= Virginia Nimarkoh =

British artist and activist

Virginia Agyeiwah Nimarkoh (born January 1967) is a British artist and activist, based in London. Nimarkoh was born in London, and studied at Goldsmiths College London from 1986 to 1989, graduating with a PhD in Fine Art (Theory & Practice). Her practice combines mostly photographic and curatorial projects. She also works in community development and environmental regeneration initiatives across London. She currently works mainly with food, running a raw food business and food insecurity social enterprise in London.

==Work==
Nimarkoh is interested in how we deal with identity in relation to personal history; the methods by which we record our lives, how we choose to edit our past, and in the disparity that often exists between reality, memory and the images we own of this past.

A series of Nimarkoh's photo-installations was selected in 1990 by Henry Bond and Sarah Lucas for inclusion in their warehouse exhibition East Country Yard Show.

In 1993, Nimarkoh produced The Phone Box: Art in Telephone Boxes (London: Virginia Nimarkoh/Bookworks, 1993), an edition of 300 with original artists works as well as Postcard, an artist's book consisting of 144 colour postcards forming one composite image, (London: BookWorks, 1993).

Her photographic series Urban Utopias (2005–ongoing) is concerned with spaces in South East London, depicting allotments, city farms and parks.

In 2008, Nimarkoh curated the research project Edge of a Dream: Utopia, Landscape & Contemporary Photography, which explored utopian depictions of landscape within recent art photography in the context of global capitalism, funded by the Arts & Humanities Research Council, with support from Camberwell College of Arts, Goldsmiths University of London and Hand Eye Projects. The international selection of artists included Simryn Gill (AUS), Mandy Lee Jandrell (SA/UK), Virginia Nimarkoh (UK) and David Spero (UK). The research project commissioned new writing by Anthony Iles (Mute magazine), Kate Soper (London Metropolitan University), John Wood (Goldsmiths), and a preface by Paul Halliday (Goldsmiths). The book Edge of a Dream was published in 2011 by Affram Books.

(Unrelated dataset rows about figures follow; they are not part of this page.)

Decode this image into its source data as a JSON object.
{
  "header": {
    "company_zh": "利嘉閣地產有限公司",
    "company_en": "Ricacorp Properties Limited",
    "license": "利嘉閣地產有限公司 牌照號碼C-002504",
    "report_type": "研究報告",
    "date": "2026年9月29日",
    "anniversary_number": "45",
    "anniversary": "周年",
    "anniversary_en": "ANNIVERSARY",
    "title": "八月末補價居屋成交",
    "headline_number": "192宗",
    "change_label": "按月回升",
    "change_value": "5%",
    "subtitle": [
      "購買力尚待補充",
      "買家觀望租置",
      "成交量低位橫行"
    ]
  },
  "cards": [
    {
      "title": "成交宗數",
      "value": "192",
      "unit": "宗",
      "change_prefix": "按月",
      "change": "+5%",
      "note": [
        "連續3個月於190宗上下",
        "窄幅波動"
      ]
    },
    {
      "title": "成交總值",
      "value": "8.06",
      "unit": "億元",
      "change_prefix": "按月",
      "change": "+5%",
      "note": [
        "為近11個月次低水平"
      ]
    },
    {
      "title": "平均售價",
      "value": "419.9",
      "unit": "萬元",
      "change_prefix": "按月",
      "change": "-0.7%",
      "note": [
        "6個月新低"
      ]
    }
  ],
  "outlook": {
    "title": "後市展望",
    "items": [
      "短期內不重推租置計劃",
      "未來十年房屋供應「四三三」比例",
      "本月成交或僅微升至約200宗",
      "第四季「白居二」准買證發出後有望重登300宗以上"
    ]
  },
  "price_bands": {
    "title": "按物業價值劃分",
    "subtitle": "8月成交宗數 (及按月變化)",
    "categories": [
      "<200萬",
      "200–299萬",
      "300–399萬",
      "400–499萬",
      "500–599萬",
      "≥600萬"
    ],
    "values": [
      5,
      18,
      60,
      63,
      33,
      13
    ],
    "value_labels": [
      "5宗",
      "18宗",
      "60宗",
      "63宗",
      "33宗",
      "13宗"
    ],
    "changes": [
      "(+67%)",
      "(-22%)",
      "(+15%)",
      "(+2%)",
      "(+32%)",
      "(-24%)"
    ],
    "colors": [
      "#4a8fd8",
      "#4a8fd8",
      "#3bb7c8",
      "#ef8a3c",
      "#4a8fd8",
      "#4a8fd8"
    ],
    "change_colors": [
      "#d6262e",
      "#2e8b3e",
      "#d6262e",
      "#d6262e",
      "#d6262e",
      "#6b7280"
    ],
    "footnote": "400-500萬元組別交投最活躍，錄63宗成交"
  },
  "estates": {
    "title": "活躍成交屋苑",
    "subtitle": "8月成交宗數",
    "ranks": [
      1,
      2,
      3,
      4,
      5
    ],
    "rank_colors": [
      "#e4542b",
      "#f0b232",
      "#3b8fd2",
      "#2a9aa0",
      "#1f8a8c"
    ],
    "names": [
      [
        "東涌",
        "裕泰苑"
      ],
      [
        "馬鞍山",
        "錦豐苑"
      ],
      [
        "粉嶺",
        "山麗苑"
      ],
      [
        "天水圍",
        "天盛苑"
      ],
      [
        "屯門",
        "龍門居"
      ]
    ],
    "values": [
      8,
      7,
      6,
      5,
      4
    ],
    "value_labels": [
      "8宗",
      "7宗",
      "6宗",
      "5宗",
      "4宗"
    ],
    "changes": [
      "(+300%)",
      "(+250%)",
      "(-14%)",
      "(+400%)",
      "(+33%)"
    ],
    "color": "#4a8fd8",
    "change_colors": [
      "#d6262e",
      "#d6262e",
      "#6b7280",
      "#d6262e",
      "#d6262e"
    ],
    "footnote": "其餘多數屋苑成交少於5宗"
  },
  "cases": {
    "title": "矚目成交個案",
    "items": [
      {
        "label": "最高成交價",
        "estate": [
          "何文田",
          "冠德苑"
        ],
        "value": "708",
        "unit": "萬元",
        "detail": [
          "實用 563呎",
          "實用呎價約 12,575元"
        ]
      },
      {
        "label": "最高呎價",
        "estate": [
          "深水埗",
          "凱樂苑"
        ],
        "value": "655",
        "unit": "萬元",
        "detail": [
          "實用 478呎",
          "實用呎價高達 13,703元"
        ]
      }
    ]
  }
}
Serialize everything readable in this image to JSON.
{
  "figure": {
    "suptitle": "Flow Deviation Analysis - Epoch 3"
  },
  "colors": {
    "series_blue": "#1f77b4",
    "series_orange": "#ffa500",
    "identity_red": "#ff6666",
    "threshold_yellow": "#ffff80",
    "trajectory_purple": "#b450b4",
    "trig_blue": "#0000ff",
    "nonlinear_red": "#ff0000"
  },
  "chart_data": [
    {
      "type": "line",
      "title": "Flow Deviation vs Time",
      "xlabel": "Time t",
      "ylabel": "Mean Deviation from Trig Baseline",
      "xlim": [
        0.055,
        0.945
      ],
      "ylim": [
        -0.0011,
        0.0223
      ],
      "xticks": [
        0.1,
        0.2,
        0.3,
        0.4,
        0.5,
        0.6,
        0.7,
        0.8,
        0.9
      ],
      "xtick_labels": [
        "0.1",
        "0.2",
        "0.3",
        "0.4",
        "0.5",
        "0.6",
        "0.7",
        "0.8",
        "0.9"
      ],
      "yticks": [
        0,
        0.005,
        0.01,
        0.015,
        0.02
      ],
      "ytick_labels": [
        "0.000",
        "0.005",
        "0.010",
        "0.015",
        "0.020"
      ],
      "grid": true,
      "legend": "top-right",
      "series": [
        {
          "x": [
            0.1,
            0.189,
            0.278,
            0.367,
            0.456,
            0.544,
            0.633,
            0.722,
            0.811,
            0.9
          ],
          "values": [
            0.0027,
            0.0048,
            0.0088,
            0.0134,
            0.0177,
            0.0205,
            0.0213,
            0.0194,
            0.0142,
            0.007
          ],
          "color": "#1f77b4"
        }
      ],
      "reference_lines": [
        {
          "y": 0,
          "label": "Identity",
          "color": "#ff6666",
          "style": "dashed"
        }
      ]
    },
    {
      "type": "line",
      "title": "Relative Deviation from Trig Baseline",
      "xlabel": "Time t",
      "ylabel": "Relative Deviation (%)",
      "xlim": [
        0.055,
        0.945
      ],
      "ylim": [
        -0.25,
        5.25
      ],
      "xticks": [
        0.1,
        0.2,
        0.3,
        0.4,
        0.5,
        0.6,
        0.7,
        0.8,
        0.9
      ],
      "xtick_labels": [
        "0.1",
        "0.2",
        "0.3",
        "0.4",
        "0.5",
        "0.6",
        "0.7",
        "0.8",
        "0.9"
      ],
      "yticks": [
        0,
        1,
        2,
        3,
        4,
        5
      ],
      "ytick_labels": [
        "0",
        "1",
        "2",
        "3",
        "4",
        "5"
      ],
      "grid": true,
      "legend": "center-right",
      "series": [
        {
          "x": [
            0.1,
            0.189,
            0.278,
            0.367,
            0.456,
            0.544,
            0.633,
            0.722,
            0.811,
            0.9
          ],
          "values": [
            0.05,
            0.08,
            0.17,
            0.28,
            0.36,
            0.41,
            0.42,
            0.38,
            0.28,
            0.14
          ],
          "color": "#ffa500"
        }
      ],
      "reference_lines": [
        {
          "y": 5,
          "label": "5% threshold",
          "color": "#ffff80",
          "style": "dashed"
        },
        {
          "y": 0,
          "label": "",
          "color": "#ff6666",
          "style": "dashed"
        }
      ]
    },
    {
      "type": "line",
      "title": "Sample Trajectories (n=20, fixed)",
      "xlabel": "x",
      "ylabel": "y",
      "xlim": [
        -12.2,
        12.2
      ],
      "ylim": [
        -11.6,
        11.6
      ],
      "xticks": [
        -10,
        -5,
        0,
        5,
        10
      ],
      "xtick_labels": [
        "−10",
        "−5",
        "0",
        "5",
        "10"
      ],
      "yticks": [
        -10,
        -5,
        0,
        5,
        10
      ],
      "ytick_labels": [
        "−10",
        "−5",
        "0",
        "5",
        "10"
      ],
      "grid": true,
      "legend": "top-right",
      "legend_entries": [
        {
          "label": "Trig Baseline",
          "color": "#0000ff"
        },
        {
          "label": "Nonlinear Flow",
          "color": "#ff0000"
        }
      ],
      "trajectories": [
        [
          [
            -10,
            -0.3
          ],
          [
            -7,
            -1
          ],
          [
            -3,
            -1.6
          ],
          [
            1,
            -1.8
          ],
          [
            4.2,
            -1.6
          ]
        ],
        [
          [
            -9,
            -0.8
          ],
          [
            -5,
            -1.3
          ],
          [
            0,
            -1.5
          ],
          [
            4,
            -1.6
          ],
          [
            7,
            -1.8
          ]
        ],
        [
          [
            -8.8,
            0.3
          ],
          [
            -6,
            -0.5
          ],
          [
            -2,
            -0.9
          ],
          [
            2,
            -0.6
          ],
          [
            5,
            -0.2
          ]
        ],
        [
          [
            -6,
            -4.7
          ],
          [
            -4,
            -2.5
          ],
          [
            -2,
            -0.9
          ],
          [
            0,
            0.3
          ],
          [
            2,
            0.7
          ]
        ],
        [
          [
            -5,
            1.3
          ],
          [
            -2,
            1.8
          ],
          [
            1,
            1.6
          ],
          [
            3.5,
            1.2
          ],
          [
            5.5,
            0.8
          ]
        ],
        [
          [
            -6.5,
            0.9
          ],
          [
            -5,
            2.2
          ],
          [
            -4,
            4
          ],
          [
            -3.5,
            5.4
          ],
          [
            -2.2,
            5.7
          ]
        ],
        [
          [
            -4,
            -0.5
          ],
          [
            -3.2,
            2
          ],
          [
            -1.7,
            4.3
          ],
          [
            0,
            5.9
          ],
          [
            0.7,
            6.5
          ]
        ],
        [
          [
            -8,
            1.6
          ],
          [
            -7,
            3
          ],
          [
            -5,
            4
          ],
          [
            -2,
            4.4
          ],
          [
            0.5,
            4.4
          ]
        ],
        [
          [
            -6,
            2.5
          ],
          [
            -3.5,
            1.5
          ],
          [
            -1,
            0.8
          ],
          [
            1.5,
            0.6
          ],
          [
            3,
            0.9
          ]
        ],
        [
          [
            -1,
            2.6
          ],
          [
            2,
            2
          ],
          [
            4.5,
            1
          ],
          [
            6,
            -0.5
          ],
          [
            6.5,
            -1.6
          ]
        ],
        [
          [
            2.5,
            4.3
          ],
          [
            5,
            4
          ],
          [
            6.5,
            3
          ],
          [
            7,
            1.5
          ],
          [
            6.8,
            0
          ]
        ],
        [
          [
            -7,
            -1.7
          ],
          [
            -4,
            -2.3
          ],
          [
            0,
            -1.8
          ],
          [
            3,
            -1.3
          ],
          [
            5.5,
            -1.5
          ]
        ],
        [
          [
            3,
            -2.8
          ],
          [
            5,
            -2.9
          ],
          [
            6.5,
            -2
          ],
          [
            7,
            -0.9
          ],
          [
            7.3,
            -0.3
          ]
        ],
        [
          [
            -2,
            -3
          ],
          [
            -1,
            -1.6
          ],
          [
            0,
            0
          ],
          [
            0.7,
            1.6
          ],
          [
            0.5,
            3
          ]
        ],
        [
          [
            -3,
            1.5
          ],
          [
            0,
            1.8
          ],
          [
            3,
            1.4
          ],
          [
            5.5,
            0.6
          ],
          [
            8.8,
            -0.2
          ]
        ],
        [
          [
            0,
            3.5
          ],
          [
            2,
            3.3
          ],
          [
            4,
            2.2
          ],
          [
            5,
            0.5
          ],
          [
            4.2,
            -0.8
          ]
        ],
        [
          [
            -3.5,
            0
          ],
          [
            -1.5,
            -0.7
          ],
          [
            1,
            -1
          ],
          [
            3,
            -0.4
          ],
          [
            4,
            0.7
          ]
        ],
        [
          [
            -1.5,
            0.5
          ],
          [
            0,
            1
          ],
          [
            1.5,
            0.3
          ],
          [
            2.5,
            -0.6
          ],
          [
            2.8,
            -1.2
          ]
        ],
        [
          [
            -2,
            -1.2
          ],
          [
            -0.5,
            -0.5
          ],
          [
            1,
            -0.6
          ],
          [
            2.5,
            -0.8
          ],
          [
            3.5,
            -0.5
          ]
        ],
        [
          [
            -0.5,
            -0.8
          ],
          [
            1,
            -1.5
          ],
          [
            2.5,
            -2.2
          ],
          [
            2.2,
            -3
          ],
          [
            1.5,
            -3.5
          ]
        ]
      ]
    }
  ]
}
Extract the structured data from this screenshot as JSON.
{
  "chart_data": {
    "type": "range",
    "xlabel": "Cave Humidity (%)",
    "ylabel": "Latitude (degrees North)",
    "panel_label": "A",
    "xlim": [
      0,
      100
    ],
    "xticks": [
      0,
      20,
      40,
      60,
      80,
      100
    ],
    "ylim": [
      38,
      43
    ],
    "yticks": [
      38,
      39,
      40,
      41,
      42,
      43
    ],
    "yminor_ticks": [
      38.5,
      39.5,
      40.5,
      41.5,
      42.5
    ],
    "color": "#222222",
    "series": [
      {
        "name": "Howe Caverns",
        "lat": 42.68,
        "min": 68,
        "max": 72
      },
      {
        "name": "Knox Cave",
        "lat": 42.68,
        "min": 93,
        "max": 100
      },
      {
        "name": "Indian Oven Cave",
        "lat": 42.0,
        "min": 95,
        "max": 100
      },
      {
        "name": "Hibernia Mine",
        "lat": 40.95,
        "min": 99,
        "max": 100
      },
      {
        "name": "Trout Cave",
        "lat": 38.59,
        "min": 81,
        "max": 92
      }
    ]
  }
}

In 2019, Nimarkoh collaborated with Fan Sissoko on the short film We The People, in partnership with the Advocacy Academy, the UK's first youth activist campus, based in Brixton. The original soundtrack is by Dubmorphology. The project was commissioned by Museum of London.

== Exhibitions ==

=== Solo exhibitions ===

- 2011: Urban Utopias, Kunstraum Lakeside, Germany.

=== Group exhibitions ===
- 1991: Four x 4, Installations by Sixteen Artists in Four Gallery Spaces. Harris Museum and Art Gallery, Preston, with Shaheen Merali, Houria Niati, Sher Rajah, Lesley Sanderson; Wolverhampton Art Gallery, Wolverhampton with Osi Audu, Val Brown, Stephen Forde, Rita Keegan; The City Gallery, Leicester with Medina Hammad, Richard Hylton, Tony Phillips, Folake Shoga; Arnolfini, Bristol with Permindaur Kaur, Alistair Raphael, and Vincent Stokes, Curated by Eddie Chambers
- 1994: Mise en Scene Institute of Contemporary Arts, London.
- 1995: Care and Control, Hackney Hospital, London, with Donald Rodney
- 1995: Exotic Excursions, Iniva, London with Michael Curran, Clair Joy, Tatsuo Majima, Fernando Palma Rodriguez, Kate Smith and Clare Cumberlidge.

== Publications ==

- David Bate, Francois Leperlier, Mise-en-Scene: Claude Cahun, Tacita Dean, Virginia Nimarkoh, ICA London, 1994.
- The Holy Bible: Old Testament, an artist book by David Hammons, co-produced by Virginia Nimarkoh and Richard Hylton, 2002.
- Edge of a Dream: Utopia, Landscape + Contemporary Photography, Simryn Gill, Mandylee Jandrell, David Spero, Paul Halliday, Virginia Nimarkoh, John Wood, Anthony Iles and Kate Soper, Affram Books 2010.
- Katharine Meynell, Mutual Dependencies, Artwords Press London, 2011.